It is extremely hot here this week and for those of us who do not want to heat up the kitchen by turning on the oven, here is a great recipe. I got this from my friend, Melinda, who lives in Las Vegas. She reports that it is a furnace there this week! When you live in the hot desert, you learn to keep your home as cool as possible. Melinda says she uses this recipe quite a bit and I can see why. It is delicious! She served this dish along with green beans and fruit on the evening we arrived for our visit with the Johnsons.
1 # lean ground beef
1 small onion chopped (approximately 1/3 c)
1 clove garlic chopped
1 can cream of mushroom soup
1 4.5 oz can Old El Paso chopped green chilies
1 10 oz can Old El Paso Enchilada sauce
10 six inch corn tortillas( Melinda says she prefers the flour tortillas after making the casserole both ways!)
3 c shredded Monterey Jack Cheese
chopped fresh cilantro
In a 10" skillet, cook ground beef, onion, and garlic over medium high heat. Drain. Stir in soup and chilies.

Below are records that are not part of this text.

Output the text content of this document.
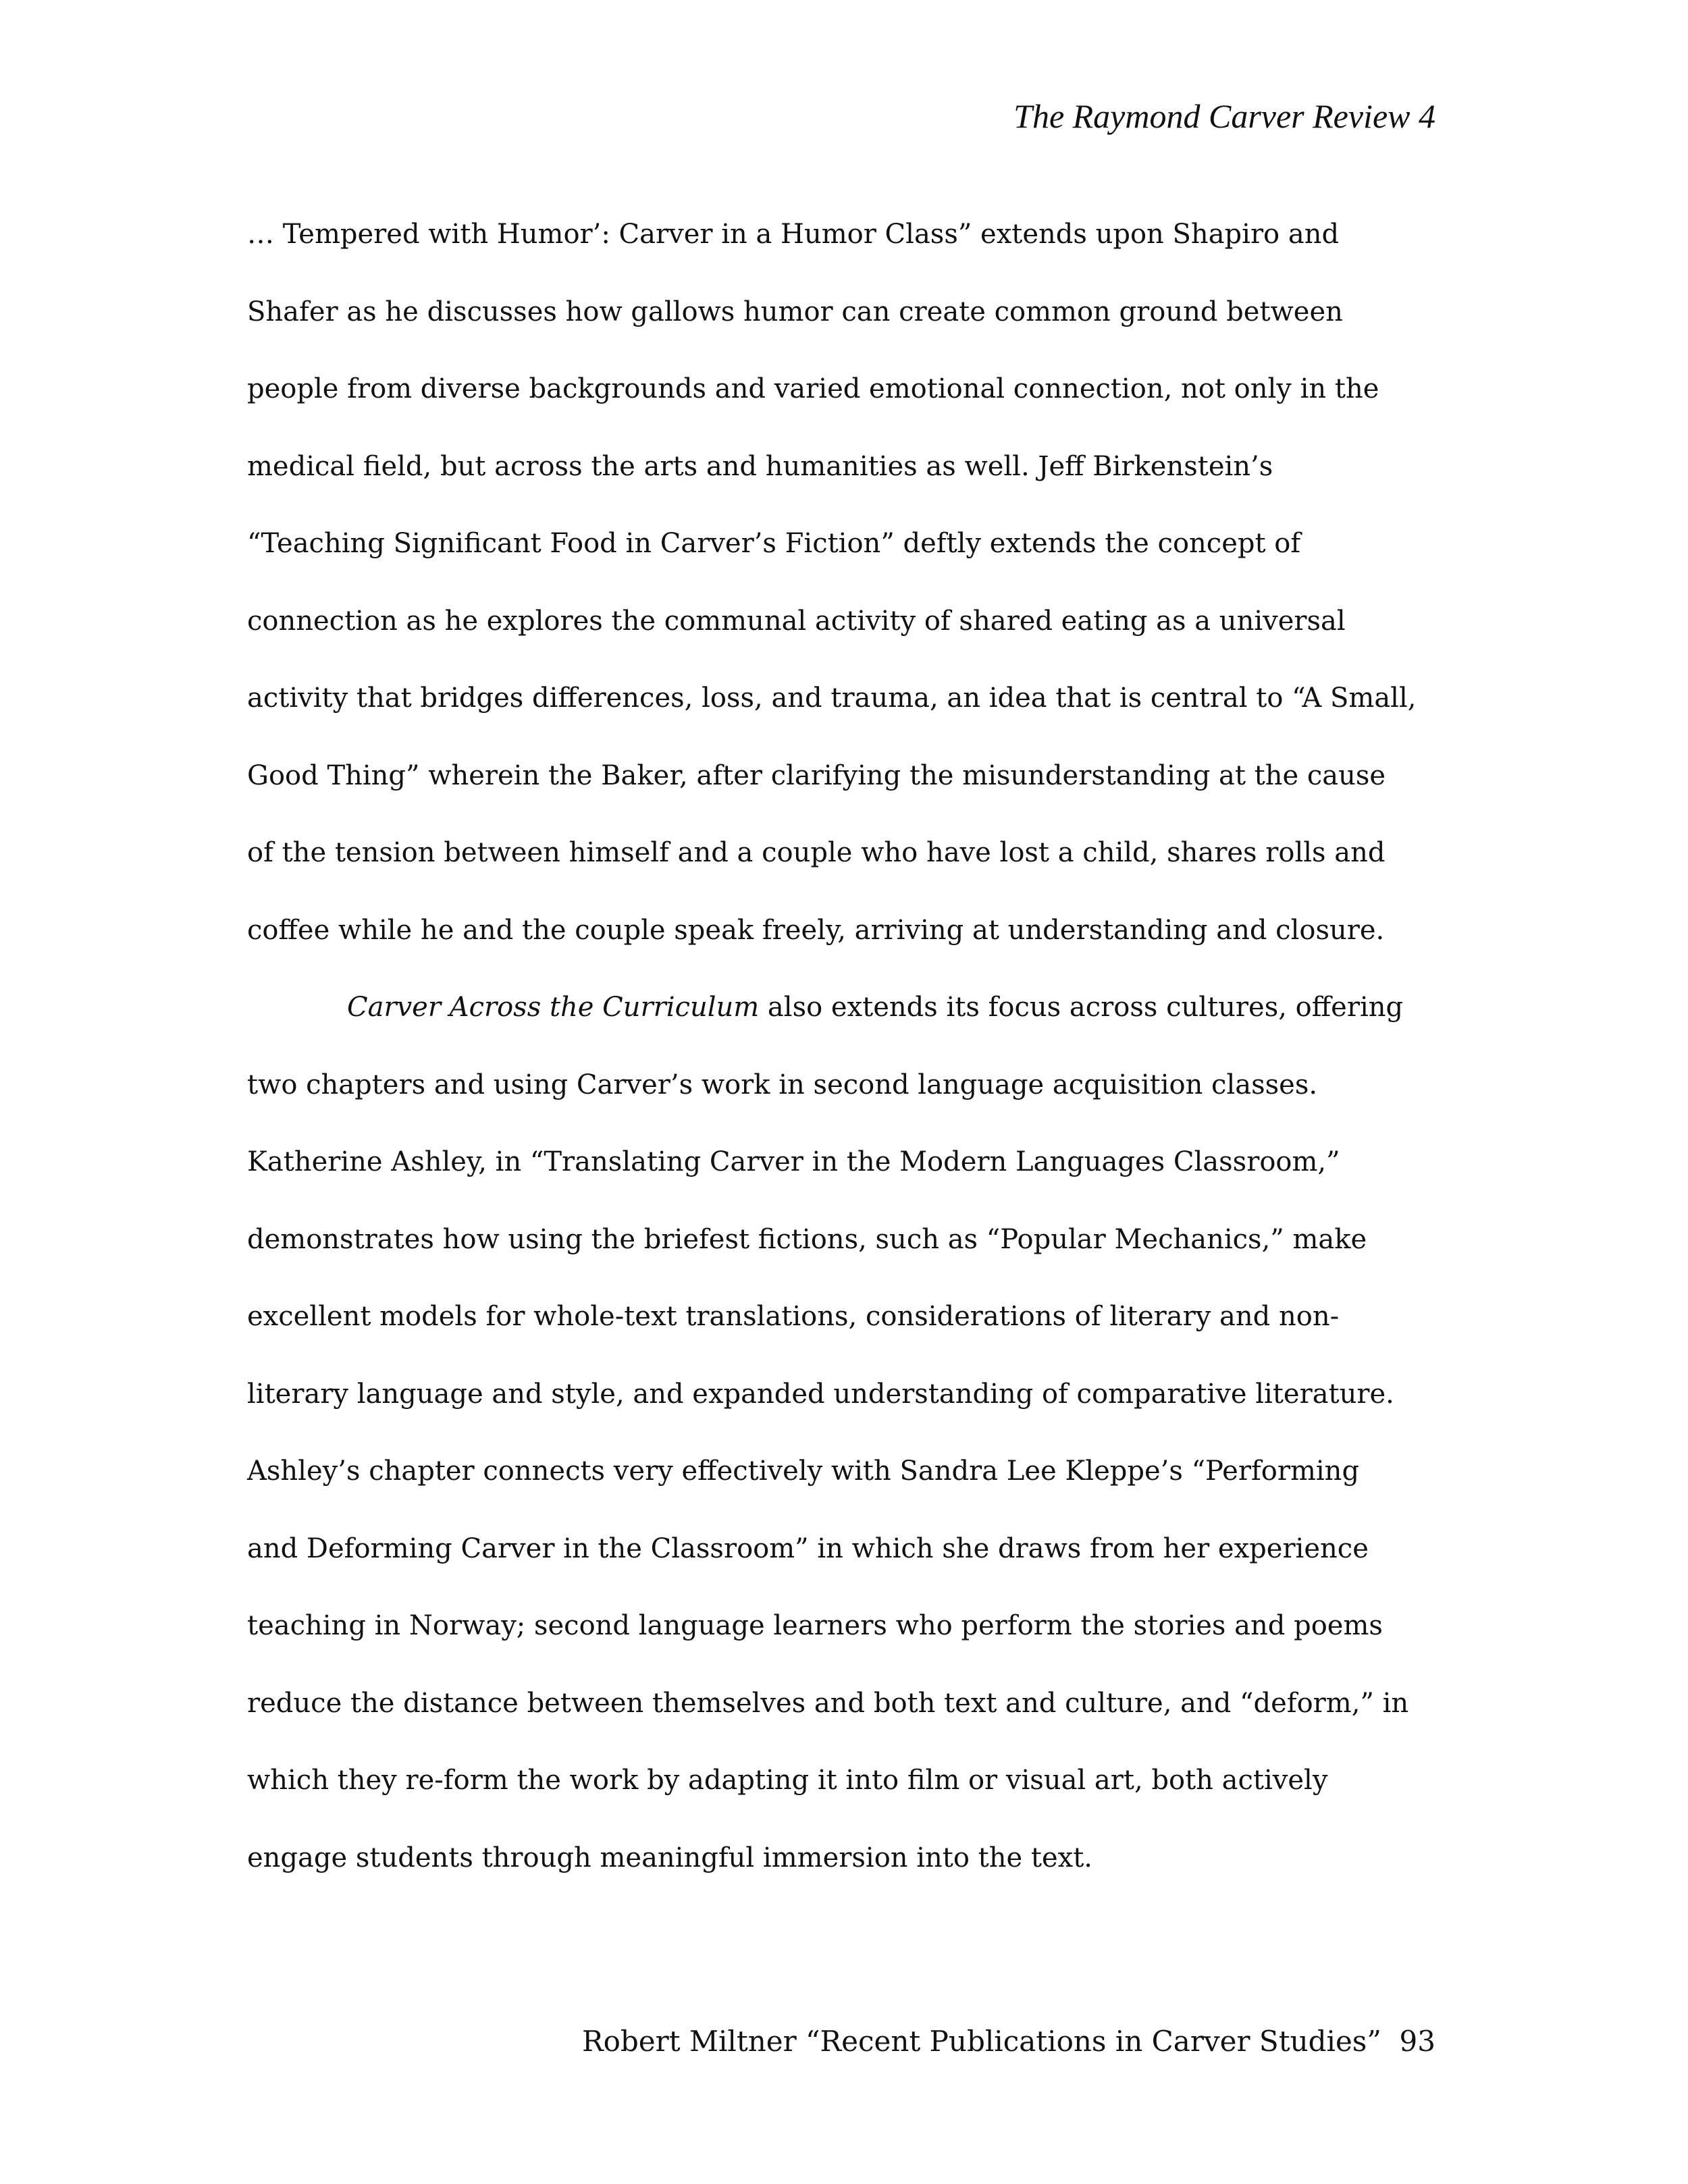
The Raymond Carver Review 4
… Tempered with Humor’: Carver in a Humor Class” extends upon Shapiro and
Shafer as he discusses how gallows humor can create common ground between
people from diverse backgrounds and varied emotional connection, not only in the
medical field, but across the arts and humanities as well. Jeff Birkenstein’s
“Teaching Significant Food in Carver’s Fiction” deftly extends the concept of
connection as he explores the communal activity of shared eating as a universal
activity that bridges differences, loss, and trauma, an idea that is central to “A Small,
Good Thing” wherein the Baker, after clarifying the misunderstanding at the cause
of the tension between himself and a couple who have lost a child, shares rolls and
coffee while he and the couple speak freely, arriving at understanding and closure.
Carver Across the Curriculum also extends its focus across cultures, offering
two chapters and using Carver’s work in second language acquisition classes.
Katherine Ashley, in “Translating Carver in the Modern Languages Classroom,”
demonstrates how using the briefest fictions, such as “Popular Mechanics,” make
excellent models for whole-text translations, considerations of literary and non-
literary language and style, and expanded understanding of comparative literature.
Ashley’s chapter connects very effectively with Sandra Lee Kleppe’s “Performing
and Deforming Carver in the Classroom” in which she draws from her experience
teaching in Norway; second language learners who perform the stories and poems
reduce the distance between themselves and both text and culture, and “deform,” in
which they re-form the work by adapting it into film or visual art, both actively
engage students through meaningful immersion into the text.
Robert Miltner “Recent Publications in Carver Studies” 93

Spray crock pot with Pam cooking spray.
Spread 1/4 enchilada sauce in bottom of crock pot. Place four tortillas on top, overlapping.
Top with 1/4 beef mixture.
Drizzle 1/4 enchilada sauce over top. Sprinkle with 1 cup of cheese. Repeat twice. Cover and cook on low for 3-4 hours. Let stand 5 minutes before serving. Sprinkle with paprika and fresh cilantro if desired.
Since everything is cooked before it goes into the crock pot, I think you could just cook it until the cheese is melted and then serve it. I think you could also change this up a bit by using shredded chicken instead of beef. I love a recipe that is easy and versatile!